El censor es así. Incluso cuando con una ligera afición por las artes se atreve con la crítica literaria, como aquel censor franquista que se encaró con el libreto de una comedia de Moncho Alpuente y dijo (cito de memoria): «aquí no hay ni música ni humor y lo único que resplandece es la mala leche de su autor». Por eso el censor no emite juicios, se le escapan. Por eso la señora Espinosa dice que una serie oficial «no puede contener ningún tipo de error o inexactitud ni dar pie a interpretaciones tendenciosas». Querida, todas las interpretaciones, son tendenciosas: expresan una tendencia. En cuanto a los errores, que el Señor nos mande muchos que son la base del conocimiento y TVE no es la cátedra de Pedro. El alcalde de Palop asesinado no fue la única víctima de la desatada codicia urbanizadora: mucho antes cayeron la verdad, la mesura, el sentido y la vergüenza.
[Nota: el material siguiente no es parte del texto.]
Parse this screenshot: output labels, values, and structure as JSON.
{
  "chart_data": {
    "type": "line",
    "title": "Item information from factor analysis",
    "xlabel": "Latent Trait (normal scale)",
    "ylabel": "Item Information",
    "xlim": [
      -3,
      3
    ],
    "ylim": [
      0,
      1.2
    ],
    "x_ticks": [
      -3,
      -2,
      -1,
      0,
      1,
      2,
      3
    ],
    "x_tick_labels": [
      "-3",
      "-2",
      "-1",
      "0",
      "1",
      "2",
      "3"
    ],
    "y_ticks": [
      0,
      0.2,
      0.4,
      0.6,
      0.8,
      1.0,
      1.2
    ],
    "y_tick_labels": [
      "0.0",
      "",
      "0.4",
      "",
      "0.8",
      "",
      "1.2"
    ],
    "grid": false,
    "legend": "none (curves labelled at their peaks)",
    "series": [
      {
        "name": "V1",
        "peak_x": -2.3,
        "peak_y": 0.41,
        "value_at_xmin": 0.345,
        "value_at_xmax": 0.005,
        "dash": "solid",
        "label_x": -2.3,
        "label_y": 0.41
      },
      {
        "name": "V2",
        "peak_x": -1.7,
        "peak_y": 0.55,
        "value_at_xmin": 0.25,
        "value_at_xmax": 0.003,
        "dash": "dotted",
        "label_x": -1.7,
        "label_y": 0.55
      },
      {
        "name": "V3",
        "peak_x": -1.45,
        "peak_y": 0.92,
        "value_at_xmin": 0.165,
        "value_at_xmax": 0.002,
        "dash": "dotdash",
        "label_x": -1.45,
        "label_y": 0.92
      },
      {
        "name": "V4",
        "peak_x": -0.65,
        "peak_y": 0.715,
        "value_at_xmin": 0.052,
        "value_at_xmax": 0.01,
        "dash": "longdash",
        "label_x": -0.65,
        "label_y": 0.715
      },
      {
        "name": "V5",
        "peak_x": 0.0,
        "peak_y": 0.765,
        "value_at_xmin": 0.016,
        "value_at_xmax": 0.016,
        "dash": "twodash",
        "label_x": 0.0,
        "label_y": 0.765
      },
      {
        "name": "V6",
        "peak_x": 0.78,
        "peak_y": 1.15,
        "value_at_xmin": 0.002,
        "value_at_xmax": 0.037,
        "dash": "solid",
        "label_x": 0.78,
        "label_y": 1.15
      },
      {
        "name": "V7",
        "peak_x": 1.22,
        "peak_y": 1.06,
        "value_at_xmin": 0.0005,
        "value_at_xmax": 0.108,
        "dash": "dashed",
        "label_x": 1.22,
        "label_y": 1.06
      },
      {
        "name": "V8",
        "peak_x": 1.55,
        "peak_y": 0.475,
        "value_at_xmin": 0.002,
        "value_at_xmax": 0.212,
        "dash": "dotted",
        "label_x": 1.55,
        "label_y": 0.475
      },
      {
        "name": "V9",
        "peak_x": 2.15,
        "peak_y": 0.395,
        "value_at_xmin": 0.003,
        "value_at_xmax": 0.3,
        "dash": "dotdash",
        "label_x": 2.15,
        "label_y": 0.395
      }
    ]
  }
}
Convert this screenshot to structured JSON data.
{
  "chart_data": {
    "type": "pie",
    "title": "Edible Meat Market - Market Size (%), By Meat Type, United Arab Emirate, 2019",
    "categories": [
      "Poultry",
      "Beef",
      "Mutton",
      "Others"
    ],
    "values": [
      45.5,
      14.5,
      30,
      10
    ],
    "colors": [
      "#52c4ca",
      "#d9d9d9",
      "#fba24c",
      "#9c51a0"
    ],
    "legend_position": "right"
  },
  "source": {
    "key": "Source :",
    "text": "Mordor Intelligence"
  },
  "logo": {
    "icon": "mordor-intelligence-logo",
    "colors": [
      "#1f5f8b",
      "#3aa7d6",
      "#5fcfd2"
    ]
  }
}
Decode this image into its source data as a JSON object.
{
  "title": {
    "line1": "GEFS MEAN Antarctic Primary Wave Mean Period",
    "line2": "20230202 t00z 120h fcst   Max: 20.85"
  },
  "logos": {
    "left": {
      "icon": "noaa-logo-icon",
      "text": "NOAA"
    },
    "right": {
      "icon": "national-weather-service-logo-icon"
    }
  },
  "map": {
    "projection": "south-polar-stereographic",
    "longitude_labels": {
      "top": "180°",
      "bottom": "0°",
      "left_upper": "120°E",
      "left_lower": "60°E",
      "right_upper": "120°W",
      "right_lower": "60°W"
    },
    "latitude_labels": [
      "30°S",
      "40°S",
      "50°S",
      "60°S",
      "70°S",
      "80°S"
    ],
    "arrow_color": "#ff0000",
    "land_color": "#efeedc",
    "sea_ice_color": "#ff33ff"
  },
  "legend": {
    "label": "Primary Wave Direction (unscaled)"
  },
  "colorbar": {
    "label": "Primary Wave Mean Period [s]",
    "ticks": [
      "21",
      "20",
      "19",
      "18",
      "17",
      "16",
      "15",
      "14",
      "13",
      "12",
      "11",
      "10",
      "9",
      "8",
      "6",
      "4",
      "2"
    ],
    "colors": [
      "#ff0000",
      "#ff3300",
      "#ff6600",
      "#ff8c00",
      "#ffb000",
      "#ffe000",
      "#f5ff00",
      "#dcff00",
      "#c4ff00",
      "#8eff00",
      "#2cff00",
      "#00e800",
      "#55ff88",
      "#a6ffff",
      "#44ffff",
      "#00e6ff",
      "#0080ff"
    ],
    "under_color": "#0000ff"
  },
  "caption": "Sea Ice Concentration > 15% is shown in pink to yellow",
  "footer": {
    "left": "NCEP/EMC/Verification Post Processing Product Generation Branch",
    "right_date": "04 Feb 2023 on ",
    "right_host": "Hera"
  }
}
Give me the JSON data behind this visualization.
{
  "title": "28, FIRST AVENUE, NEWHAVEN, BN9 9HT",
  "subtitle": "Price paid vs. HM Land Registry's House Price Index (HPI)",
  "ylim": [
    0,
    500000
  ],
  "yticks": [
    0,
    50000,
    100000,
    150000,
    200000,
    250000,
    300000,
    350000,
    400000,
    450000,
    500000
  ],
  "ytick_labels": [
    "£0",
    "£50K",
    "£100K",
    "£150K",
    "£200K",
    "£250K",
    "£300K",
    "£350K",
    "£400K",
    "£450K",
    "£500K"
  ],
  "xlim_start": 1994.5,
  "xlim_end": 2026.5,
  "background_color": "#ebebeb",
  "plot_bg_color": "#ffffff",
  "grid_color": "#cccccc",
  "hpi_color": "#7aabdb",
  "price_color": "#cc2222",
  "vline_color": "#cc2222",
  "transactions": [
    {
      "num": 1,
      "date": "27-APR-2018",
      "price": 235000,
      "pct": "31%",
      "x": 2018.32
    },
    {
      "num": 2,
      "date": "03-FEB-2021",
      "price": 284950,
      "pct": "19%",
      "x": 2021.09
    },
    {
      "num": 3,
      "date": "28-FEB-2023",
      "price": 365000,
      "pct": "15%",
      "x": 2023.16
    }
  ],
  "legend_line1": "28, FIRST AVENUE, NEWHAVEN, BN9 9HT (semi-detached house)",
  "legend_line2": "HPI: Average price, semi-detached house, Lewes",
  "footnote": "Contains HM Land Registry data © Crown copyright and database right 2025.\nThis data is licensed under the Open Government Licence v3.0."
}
Claro que censurar también significa sancionar moralmente la condición o la conducta ajena, por eso el alcalde de Torrevieja, Hernández Mateo, ha llamado «artistaza» a Miguel Bosé después de censurar su contratación. A ver si se atreve a esclarecer la naturaleza de Mariano Rajoy que además es gallego: no podrá, ya dije que el censor no es muy inteligente. También el presidente del Supremo, Carlos Dívar, no encaja muy bien las críticas por el procesamiento del valiente juez Baltasar Garzón y ha dicho que incurren en libertinaje, aunque no sabemos si ha desnudado su juicio porque quiere o porque lo exige el guión.